R: "Água", nas palavras de Jesus narradas em João, como vimos na questão 8, pode ter vários sentidos simbólicos, mas neste texto específico de João 3:5, ligado à purificação, à regeneração e ao novo nascimento, podemos entendê-la como significando a Palavra de Deus, conforme Pedro, por exemplo, se refere:

1Pe 1:22 Já que tendes purificado as vossas almas na obediência à verdade, que leva ao amor fraternal não fingido, de coração amai-vos ardentemente uns aos outros,
1Pe 1:23 tendo renascido, não de semente corruptível, mas de incorruptível, pela palavra de Deus, a qual vive e permanece.

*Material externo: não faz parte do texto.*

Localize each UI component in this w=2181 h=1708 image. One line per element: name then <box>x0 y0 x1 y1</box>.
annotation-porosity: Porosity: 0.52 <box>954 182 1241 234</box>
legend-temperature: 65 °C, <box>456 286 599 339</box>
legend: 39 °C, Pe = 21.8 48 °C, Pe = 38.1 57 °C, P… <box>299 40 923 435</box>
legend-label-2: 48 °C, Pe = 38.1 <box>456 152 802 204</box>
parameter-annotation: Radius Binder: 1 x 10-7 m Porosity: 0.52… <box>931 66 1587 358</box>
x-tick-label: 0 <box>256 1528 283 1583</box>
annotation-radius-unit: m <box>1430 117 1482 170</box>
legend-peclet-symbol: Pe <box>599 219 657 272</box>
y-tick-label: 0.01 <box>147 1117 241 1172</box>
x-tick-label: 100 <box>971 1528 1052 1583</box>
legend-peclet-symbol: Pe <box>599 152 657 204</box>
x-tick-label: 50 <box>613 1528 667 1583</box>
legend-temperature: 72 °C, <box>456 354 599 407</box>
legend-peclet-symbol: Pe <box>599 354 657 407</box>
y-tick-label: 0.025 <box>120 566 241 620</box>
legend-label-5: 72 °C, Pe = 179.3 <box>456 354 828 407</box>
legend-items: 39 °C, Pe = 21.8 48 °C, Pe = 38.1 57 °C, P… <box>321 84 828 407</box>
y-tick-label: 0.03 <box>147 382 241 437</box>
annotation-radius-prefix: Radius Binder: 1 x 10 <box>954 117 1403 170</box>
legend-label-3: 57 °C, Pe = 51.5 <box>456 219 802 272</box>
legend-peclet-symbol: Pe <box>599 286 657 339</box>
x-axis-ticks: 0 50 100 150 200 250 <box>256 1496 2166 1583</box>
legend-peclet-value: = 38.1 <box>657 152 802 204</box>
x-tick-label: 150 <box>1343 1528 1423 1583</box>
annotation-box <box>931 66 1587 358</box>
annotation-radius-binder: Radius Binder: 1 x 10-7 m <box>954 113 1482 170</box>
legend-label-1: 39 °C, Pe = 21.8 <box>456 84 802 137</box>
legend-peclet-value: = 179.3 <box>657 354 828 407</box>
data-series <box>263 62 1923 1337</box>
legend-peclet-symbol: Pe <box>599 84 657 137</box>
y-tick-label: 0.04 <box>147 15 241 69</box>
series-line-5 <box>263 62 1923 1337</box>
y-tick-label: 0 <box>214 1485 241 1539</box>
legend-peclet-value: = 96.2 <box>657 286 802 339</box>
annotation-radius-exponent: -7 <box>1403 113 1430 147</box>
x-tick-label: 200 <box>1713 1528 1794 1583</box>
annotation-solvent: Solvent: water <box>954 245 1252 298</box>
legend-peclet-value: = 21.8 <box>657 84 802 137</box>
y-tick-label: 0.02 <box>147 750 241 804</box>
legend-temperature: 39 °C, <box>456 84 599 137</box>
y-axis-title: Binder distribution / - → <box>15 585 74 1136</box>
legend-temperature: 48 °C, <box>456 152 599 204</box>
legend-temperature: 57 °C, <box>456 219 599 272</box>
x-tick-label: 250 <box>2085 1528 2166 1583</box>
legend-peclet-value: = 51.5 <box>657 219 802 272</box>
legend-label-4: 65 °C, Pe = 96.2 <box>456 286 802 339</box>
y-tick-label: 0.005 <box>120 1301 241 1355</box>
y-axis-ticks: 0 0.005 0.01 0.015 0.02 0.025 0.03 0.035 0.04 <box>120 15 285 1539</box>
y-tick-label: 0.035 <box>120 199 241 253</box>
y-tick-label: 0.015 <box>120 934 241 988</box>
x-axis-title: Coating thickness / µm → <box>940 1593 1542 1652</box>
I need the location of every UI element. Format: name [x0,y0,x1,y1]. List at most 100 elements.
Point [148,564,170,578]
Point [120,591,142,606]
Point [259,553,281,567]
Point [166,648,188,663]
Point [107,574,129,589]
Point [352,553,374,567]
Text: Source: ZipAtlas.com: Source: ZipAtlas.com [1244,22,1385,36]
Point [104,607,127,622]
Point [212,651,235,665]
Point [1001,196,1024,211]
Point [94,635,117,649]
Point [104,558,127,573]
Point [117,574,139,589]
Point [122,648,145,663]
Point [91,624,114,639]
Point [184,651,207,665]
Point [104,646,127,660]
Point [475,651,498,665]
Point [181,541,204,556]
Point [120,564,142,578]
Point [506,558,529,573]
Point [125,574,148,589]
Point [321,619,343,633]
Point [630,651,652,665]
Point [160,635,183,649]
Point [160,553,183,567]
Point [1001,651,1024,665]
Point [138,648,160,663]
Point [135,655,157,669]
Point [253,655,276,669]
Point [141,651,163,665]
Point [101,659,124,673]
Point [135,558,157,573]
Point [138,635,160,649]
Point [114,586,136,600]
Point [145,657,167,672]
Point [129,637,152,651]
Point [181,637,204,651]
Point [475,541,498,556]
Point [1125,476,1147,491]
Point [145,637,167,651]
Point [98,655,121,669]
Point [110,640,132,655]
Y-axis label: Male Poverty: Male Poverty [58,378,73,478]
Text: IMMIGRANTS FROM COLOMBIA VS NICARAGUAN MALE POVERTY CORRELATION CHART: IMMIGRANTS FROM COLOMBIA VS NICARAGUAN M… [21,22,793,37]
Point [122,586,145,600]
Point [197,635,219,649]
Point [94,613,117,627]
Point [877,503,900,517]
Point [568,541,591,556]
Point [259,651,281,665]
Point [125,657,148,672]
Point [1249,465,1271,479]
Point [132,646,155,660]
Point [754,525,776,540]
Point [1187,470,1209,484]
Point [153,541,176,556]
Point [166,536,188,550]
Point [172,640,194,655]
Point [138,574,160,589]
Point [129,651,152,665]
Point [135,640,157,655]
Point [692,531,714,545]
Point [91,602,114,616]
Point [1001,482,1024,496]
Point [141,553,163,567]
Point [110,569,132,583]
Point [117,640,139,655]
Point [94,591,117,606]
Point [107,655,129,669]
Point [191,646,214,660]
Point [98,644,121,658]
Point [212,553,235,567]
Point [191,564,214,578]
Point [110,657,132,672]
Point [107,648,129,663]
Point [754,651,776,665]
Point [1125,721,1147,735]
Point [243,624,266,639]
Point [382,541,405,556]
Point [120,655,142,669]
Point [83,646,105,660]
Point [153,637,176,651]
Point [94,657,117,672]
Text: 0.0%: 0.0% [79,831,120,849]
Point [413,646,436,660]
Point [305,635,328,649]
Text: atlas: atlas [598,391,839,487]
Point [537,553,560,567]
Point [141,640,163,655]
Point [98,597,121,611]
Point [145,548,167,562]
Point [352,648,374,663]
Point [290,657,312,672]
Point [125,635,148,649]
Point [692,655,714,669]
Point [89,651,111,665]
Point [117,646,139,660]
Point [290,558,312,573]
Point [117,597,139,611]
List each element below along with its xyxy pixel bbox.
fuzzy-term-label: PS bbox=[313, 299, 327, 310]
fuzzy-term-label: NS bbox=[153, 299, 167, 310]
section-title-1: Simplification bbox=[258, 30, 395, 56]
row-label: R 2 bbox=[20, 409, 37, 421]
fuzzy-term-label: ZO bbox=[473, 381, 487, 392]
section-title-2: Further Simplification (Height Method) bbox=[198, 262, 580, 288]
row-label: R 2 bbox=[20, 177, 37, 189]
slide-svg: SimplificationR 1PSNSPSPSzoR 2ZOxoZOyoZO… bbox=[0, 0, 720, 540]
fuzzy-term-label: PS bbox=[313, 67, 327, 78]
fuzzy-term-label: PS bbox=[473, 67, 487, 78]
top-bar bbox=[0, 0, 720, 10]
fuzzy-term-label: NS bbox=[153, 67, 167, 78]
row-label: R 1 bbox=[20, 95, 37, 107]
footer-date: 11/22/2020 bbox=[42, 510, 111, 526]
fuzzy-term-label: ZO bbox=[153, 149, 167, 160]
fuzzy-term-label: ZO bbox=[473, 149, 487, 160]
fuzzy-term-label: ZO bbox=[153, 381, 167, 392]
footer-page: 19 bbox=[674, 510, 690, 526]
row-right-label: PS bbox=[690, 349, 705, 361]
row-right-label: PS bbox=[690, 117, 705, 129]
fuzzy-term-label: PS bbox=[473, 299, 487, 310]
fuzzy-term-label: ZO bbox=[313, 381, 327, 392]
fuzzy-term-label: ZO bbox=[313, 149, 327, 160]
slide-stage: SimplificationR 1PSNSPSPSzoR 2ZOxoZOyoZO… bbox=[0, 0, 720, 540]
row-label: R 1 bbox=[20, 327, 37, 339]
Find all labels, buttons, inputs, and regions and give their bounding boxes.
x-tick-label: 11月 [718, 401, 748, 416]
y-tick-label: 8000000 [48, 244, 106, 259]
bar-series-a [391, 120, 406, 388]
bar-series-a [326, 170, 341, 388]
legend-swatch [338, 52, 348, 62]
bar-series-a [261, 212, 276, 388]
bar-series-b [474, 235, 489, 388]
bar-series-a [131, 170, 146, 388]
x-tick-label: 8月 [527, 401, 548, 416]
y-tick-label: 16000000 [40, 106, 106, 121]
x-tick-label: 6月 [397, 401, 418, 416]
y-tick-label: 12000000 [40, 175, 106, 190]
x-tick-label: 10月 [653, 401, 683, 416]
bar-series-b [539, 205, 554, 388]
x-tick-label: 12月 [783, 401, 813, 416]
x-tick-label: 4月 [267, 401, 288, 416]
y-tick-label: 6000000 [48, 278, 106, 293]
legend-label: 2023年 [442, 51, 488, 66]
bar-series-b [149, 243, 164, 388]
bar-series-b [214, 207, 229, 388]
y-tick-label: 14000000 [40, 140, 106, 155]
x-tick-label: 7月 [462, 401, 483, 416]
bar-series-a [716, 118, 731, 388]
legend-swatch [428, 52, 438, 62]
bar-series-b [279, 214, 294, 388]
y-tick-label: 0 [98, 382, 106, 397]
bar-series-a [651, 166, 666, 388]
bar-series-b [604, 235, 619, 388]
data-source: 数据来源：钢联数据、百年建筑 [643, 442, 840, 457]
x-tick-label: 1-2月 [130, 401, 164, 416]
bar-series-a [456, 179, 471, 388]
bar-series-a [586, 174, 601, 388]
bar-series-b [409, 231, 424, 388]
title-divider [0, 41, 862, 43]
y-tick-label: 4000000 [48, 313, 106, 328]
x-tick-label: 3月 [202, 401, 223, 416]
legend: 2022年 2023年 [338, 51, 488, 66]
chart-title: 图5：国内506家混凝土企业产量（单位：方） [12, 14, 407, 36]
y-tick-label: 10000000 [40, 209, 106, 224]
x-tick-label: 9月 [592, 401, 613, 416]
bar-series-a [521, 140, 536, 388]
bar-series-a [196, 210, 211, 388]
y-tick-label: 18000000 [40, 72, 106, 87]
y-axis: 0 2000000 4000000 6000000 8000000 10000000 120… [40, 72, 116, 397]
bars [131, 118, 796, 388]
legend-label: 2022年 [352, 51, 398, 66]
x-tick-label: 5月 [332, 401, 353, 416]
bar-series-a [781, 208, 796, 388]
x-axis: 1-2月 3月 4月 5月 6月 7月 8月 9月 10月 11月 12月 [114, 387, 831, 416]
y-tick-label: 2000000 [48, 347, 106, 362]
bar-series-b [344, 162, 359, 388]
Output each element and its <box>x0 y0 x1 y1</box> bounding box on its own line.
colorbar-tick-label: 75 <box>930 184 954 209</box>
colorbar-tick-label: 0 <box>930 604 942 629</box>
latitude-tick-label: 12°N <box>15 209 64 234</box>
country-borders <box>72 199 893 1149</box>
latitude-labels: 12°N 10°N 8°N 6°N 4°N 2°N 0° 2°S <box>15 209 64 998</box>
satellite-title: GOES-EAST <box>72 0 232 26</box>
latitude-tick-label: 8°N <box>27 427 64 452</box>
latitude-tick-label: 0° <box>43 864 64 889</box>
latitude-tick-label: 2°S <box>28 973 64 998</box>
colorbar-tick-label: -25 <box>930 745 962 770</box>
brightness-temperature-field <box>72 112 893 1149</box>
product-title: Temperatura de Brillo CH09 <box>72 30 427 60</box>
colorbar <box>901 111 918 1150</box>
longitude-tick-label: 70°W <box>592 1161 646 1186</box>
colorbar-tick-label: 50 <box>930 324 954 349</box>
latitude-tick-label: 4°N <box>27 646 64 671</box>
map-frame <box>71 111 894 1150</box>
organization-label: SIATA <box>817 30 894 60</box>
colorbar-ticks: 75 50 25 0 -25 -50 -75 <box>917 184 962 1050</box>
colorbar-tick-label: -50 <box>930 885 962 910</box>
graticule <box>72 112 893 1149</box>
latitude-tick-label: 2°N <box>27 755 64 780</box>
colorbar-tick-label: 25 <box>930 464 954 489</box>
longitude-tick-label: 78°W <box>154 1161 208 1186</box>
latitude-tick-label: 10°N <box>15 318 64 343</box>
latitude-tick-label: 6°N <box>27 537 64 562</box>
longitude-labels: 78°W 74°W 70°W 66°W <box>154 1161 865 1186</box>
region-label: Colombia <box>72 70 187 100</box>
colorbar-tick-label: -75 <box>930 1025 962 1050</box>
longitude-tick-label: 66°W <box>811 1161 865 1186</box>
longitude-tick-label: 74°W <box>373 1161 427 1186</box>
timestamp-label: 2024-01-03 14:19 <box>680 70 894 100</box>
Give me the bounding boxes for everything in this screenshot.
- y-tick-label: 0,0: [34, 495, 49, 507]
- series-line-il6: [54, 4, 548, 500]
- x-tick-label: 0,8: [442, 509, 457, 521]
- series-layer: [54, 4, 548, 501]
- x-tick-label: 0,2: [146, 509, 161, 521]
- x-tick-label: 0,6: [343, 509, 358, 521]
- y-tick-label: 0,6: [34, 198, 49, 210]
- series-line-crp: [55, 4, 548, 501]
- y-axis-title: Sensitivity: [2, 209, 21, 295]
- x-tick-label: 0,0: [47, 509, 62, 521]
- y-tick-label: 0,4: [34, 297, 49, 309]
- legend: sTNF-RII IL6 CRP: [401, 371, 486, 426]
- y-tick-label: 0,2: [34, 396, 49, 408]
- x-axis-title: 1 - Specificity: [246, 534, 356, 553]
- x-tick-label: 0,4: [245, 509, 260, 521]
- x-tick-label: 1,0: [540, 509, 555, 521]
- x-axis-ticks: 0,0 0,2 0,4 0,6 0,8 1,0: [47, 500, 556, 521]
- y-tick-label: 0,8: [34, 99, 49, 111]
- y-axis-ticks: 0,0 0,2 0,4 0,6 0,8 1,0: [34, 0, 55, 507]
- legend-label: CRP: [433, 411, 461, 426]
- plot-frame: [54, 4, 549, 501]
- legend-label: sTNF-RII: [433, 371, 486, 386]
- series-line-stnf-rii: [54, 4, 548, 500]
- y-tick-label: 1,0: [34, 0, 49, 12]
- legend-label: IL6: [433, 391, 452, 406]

Tiago também diz que somos gerados (e, portanto, regenerados) pela "palavra da verdade" (Tiago 1:18), e Jesus deixa claro em João que a Palavra de Deus é a verdade (João 17:17) e que Ele nos havia limpado pela Palavra que proferiu (João 15:3). É a Palavra que purifica o caminho do crente (Salmo 119:9). Por fim, Paulo, no texto em que compara o amor do marido pela mulher ao amor de Cristo pela igreja, relaciona claramente a purificação pela água com a Palavra:

Efésios 5:25 Vós, maridos, amai a vossas mulheres, como também Cristo amou a igreja, e a si mesmo se entregou por ela,
Efésios 5:26 a fim de a santificar, tendo-a purificado com a lavagem da água, pela palavra,
Efésios 5:27 para apresentá-la a si mesmo igreja gloriosa, sem mácula, nem ruga, nem qualquer coisa semelhante, mas santa e irrepreensível.



Além disso, diante da surpresa de Nicodemos, Jesus apela para a sua condição de mestre da Lei (da Palavra): "Tu és mestre em Israel, e não entendes estas coisas?" (João 3:10).

Logo, me parece claro que o significado simbólico para "água" em João 3:5 é a Palavra de Deus, não havendo por que entender literalmente o significado do "nascer da água" como sendo a obrigatoriedade e imprescindibilidade do batismo para a salvação.